La lumière rasante de fin d’après-midi

souligne les contours des troncs argentés.

 

Une fille, chignon relâché sur la nuque,

pleure en lisant une lettre.

Sa peau a la délicatesse de l’émail,

le dessein de ses veines se perd

dans les plis d’une étoffe immaculée.

Le paysage de La Brême, au dehors,

en aplats de couleurs sobres.

 

Une fille, la main en forme de tulipe,

dépose la lettre près du collier de perles

oublié sur la nappe sombre.

«  La vie est une splendeur, lui a-t-il écrit,

A elle qui peint  l’étrange attente

qui flotte sur les êtres et les choses.

Ma recherche ? L’absolu contentement du corps. »

 

Une fille, en position d’offrande,

hume le parfum d’un camélia,

les joues rosées de larmes balayées,

dans la douce vibration d’un monde autrefois perdu.

Elle ira le rejoindre au 9 rue Gît le cœur,

parce que la « vie est une fête, une fête brève et intense »,

que nul obstacle n’arrêtera cet élan.

 

Une fille, chemise déchirée,

gorgée de rêveries immémoriales,

pleure devant une toile de Paula Modersohn Becker,

femme tige surgie d’entre les iris,

tel un rêve qui a fui au réveil,

avec ces mots que le chagrin a effacé.

N’en restent que trois : «  Call me Burroughs ».

K, G, B *

Une fille chemise déchirée pleure près d’une fenêtre sale. Tant de plaisir à pleurer, extase désespérée de celle qui est décalée.

Une autre assise dans un coin sombre de la pièce aux murs délabrés anone une prière incantatoire qui envahit le silence. Elle se balance d’avant en arrière en rejetant régulièrement sur les épaules une longue mèche blonde. Elle sent la pisse.

Une vieille femme traine sur son dos une robe de chambre aux couleurs fanées. Elle suit consciencieusement LE chemin. Celui qui évite les vides entre les pointillés. Elle connait le texte par cœur et le parcourt sur la pointe des pieds. Tomber dans ces vides, c’est dégringoler de ligne en ligne. C’est rencontrer d’autres mots, d’autres mondes. Il faut alors en chercher le sens et la vieille femme est épuisée par ses chutes. Elle est au bout du rouleau. Les pointillés ne donnent plus suite…

La voix off :

-Stop ! Do not enter and don’t look back ! Les lignes de fuite n’ont pas de territoire !

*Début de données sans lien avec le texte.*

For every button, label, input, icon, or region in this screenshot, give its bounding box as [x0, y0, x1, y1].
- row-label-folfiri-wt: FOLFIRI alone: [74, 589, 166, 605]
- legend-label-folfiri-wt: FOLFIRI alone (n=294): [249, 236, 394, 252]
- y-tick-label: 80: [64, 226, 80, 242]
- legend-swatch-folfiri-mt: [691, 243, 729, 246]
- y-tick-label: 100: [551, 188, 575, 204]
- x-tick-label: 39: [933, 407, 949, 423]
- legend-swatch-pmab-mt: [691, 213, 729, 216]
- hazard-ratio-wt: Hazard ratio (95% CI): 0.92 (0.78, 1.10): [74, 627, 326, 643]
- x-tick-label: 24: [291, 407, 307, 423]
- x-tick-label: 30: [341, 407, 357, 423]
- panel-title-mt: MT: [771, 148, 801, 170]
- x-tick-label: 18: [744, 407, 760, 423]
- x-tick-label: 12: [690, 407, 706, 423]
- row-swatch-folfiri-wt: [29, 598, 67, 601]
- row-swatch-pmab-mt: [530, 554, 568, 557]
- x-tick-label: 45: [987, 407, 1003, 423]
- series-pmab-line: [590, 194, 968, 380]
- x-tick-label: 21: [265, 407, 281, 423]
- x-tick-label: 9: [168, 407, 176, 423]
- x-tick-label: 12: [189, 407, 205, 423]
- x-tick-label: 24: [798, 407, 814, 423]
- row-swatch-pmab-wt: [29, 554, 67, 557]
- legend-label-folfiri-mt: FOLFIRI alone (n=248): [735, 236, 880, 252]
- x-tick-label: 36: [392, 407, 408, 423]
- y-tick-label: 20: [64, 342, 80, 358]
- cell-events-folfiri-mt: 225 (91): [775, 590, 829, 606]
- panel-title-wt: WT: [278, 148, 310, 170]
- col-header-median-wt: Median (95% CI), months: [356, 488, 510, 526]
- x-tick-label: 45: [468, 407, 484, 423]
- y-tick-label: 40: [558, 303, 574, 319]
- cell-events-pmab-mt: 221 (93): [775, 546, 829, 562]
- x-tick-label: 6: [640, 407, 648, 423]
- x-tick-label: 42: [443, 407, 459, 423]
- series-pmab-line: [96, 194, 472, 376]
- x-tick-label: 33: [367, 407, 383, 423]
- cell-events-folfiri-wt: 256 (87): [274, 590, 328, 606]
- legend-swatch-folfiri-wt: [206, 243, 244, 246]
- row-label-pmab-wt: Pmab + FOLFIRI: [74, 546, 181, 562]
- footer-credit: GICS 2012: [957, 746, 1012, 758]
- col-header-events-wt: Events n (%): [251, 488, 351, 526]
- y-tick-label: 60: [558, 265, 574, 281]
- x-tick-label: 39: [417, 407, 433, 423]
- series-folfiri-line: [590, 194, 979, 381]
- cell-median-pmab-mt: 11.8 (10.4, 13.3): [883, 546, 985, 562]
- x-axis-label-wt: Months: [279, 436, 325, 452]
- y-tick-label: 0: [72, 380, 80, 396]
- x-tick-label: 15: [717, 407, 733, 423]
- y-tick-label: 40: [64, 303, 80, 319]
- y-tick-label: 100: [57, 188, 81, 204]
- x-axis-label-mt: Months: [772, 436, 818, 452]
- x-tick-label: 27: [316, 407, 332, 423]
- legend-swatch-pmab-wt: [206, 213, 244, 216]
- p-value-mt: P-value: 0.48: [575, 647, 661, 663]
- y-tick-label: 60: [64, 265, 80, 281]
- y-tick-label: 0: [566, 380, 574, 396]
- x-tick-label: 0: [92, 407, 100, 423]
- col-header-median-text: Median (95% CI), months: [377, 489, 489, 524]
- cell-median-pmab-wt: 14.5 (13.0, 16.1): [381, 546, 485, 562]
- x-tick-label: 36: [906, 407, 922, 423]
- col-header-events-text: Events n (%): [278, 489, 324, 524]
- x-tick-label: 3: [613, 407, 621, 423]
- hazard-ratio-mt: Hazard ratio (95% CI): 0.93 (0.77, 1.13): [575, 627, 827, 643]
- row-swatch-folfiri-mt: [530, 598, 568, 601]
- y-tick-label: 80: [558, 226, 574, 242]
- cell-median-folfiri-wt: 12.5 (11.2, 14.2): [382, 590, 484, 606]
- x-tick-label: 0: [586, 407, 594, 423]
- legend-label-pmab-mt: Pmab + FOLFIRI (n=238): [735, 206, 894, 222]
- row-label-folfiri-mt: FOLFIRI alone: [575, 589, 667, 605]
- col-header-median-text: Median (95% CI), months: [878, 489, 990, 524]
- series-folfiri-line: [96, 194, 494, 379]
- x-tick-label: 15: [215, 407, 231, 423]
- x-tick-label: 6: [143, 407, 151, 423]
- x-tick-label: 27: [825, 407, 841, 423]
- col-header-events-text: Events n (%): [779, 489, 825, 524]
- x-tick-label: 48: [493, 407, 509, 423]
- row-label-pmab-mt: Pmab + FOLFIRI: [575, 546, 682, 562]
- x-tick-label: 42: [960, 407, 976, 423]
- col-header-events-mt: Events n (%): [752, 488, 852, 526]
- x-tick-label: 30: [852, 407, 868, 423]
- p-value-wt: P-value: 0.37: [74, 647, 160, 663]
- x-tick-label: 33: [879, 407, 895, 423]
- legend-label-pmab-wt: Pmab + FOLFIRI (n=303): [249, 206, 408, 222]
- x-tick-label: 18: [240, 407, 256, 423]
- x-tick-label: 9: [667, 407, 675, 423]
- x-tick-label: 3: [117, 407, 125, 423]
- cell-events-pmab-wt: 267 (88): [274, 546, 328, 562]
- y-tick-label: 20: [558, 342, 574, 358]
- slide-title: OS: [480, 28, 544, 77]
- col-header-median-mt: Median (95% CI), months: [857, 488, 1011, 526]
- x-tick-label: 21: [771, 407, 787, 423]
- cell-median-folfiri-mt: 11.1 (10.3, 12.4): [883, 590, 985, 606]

Perdue, la vieille femme cherche à s’éloigner de l’impermanence des sens

Elle remonte le récit sur le papier calque plaqué au sol. Elle fuit l’enfermement du cube tapissé d’affiches fluo aux couleurs délavées. Moloch ! Moloch ! Moloch !

Elle veut sortir. The door of my cottage in the western night…

La voix off :

-I’m with you in Rock land

La vieille femme lévite au-dessus des mots, rayonnante, et murmure :

-Dis-moi quelque chose

-Call me Burroughs »

Une fille chemise déchirée pleure près d’une fenêtre sale.

Une autre assise dans un coin sombre de la pièce aux murs délabrés anone une prière incantatoire qui envahit le silence.

La vieille femme ne traine plus sur son dos la robe de chambre aux couleurs fanées.